Wednesday, July 26 – 2006
Goalkeeper with Falkirk, Liverpool, Dundee and Watford
Born: 5 May 1936 in Musselburgh.
Died: 21 July 2006 in Brechin, aged 70.
Although he won the Scottish Cup with Falkirk and a Second Division championship medal with Liverpool, it is his endeavours with Dundee for which the goalkeeper Bert Slater will be best remembered.
Slater, who has died aged 70 in Brechin, was passed between brothers Bill and Bob Shankly in the summer of 1962, with the Ayrshire men then in charge of Liverpool and Dundee respectively. Given the status of the clubs today, somewhat remarkably this was seen as a step up for Slater even though Liverpool were anticipating a return to the top tier, where the club have remained ever since.
But Dundee, having won the Scottish First Division title for the first and only time in their history, were preparing for the European Cup. Bob Shankly had rated Slater since the keeper’s performance against Dundee for Liverpool in a game to mark the installation of the Dens Park floodlights in March 1960. Slater was bought for £2,500 but his departure from Liverpool left a sour taste.
“In the close season Bill Shankly told me I was on my way to Dundee,” recalled Slater in July 2004. “I said ‘no’, because I wanted to stay and fight for my place in the First Division. He then named six goalies right down to the Under-12 goalkeeper, and told me I was not even quoted.”
Fortunately, this was not an evaluation shared by brother Bob, who had also signed Slater for Falkirk. Within weeks, the goalkeeper had established himself as first choice ahead of title-winner Pat Liney and was starring in one of the most extraordinary two-legged ties in Scottish football history.
Dundee’s European Cup debut came against German champions Cologne, among the favourites to lift the cup itself. A crowd of 25,000 saw Dundee take a three goal lead in the 13 minutes. By half-time it was five, and, by the end, astonishingly, Dundee had triumphed 8-1. Even the Cologne goal was scored by a Dundee player – Alex Hamilton, who has also since passed away, putting one past Slater, his own keeper. The Germans left Dens Park nursing a grievance as well as hurt pride. Their goalkeeper had been injured in a clash with Alan Cousin, and was forced off at half-time. The German club were intent on revenge, and targeted Slater for “special attention” in the second leg. Apparently, there were already stretcher bearers positioned behind his goal when the game kicked-off.

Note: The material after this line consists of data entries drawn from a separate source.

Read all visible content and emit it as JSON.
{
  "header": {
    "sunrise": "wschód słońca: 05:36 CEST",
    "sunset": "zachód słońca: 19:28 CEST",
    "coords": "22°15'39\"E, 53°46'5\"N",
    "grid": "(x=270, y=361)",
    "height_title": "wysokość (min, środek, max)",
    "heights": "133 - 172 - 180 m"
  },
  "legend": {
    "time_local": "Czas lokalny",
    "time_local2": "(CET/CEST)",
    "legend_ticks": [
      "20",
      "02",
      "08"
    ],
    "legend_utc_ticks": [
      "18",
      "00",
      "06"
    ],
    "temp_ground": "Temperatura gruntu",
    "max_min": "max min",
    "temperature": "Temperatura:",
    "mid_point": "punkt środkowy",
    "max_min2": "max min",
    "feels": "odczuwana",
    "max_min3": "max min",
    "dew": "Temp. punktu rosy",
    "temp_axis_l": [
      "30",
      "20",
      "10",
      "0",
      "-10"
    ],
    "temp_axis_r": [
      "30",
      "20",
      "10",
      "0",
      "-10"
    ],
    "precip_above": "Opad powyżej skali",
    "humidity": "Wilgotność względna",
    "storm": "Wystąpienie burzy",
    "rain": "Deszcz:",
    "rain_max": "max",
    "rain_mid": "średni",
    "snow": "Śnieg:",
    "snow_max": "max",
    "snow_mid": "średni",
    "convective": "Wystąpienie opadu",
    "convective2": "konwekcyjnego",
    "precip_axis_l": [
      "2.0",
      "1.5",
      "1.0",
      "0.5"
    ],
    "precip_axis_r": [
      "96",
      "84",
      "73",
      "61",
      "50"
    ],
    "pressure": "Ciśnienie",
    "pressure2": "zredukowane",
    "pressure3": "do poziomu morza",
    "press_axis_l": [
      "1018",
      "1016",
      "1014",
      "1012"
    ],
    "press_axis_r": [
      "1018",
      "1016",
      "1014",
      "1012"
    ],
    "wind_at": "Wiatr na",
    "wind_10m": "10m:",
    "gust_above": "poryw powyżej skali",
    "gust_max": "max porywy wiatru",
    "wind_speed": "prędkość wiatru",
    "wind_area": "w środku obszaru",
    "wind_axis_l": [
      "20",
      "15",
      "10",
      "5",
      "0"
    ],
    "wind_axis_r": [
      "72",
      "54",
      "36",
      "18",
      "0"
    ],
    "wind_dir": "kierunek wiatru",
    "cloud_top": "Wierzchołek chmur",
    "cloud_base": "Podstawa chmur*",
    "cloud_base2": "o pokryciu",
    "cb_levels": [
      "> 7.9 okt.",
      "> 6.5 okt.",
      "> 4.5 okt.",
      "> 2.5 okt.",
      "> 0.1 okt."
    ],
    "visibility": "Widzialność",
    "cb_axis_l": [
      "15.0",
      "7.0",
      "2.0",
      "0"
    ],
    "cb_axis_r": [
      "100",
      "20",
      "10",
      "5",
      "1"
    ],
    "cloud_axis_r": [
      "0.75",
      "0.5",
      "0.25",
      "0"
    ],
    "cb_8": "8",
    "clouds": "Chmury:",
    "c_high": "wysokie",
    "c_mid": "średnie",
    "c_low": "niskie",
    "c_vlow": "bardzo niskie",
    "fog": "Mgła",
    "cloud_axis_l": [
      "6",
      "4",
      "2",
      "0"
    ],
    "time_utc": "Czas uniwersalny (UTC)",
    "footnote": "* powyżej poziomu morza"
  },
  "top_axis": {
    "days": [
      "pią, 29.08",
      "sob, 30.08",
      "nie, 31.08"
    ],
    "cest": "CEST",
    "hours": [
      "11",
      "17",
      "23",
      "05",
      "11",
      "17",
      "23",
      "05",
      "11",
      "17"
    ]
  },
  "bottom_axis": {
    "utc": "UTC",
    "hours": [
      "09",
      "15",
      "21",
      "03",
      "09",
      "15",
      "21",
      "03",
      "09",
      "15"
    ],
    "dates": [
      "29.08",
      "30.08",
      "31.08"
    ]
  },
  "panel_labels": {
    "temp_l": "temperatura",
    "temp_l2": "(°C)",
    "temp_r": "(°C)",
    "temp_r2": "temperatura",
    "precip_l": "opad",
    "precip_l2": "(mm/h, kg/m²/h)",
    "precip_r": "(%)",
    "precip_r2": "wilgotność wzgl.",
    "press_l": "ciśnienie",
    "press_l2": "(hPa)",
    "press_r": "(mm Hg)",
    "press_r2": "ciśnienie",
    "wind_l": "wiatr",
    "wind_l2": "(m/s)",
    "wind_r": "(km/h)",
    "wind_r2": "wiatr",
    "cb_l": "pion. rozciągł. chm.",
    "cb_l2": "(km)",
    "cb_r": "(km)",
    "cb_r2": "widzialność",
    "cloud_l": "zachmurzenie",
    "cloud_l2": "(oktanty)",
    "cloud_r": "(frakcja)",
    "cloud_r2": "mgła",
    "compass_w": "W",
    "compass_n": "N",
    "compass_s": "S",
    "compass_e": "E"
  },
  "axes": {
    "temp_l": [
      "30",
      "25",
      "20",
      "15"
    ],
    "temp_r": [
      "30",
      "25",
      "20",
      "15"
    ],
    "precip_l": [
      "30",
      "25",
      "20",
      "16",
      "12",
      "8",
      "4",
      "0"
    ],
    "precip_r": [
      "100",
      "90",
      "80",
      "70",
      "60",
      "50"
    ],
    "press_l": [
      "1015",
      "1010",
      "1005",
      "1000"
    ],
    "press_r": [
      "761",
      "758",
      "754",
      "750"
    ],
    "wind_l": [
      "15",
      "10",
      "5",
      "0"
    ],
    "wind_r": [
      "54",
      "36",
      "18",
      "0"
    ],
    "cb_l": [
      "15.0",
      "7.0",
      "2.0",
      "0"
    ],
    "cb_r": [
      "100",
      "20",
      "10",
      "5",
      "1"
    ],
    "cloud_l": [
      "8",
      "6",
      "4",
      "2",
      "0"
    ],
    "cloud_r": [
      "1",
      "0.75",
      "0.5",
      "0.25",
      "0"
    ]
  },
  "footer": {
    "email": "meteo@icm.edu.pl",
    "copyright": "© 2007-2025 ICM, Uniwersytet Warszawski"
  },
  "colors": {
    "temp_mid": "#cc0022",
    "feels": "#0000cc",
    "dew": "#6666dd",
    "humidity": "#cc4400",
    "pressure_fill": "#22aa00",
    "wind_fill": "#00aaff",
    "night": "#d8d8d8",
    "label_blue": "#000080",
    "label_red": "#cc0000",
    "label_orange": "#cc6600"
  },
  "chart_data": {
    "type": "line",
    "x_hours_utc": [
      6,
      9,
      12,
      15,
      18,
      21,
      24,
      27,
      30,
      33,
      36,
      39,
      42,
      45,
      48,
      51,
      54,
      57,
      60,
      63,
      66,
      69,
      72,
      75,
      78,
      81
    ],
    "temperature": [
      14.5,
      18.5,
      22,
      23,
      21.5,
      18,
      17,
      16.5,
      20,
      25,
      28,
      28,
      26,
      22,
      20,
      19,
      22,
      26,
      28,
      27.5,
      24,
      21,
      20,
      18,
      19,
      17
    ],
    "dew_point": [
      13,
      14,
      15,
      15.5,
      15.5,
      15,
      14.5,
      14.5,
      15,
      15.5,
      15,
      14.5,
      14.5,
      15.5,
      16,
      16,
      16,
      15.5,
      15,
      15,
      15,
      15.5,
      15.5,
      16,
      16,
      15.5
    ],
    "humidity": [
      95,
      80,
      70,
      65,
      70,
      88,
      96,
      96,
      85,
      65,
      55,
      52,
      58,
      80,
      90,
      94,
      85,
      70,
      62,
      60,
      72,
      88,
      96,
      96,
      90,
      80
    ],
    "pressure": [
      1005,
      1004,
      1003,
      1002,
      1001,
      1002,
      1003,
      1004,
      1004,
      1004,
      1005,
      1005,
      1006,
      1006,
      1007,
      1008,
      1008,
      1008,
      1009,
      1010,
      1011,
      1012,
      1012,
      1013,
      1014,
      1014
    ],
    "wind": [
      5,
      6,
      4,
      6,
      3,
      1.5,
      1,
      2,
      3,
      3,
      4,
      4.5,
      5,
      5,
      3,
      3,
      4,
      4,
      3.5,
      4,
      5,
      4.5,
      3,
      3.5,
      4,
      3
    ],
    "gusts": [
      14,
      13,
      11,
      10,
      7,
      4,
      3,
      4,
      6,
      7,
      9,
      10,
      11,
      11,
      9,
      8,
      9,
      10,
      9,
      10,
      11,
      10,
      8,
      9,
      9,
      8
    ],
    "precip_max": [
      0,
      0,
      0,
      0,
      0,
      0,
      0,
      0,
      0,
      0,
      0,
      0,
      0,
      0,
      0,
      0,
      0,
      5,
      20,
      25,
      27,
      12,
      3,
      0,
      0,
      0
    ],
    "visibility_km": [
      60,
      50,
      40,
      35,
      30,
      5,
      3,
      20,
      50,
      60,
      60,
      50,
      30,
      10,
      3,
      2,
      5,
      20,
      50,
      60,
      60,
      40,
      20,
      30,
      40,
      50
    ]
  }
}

He was gashed in the head by a German player’s boot after just 27 minutes, and replaced by inside right Andy Penman. By the time the bedraggled Scots had retreated to the dressing room at half-time, Dundee were already 3-0 down. A bandaged-up Slater walked back into the away dressing room at half-time and the sight alone was enough to raise spirits although the keeper, in typical fashion, made a joke about looking like Lana Turner, the screen siren whose sleek outfit in The Postman Always Rings Twice had included a white turban. Slater, it was decided, should play outfield, and took up position on the wing, reprising the Gordon Smith role. And with more success, he later quipped.
Another strike for Cologne was the spur for Slater to return to where he was most at home, although even as a boy growing up in Musselburgh he would often play in attack on the Fisherrow Links because he was deemed too good to be restricted to goal.
Dundee’s run that year was finally ended at the semi-final stage by AC Milan, who went on to lift the cup at Wembley. It is not simply a supporter’s reverie which prompts the thought that Slater could have been a Ronnie Simpson, the first British goalkeeper to win the most revered medal in the club game. Celtic instead made history four years later in Lisbon.
By this time Slater had left Dens for Watford, where he was a player, coach and also assistant manager. His career had begun at Falkirk, the club he joined straight from Musselburgh Grammar School. He made his debut aged just 17 in front of 90,000 at Ibrox and helped Falkirk lift the Scottish Cup in 1957 against Kilmarnock in a replay watched by as many. It’s clear he could count on a steely nerve as well as his ready wit.
Slater is survived by his wife, Jean, two daughters and a son.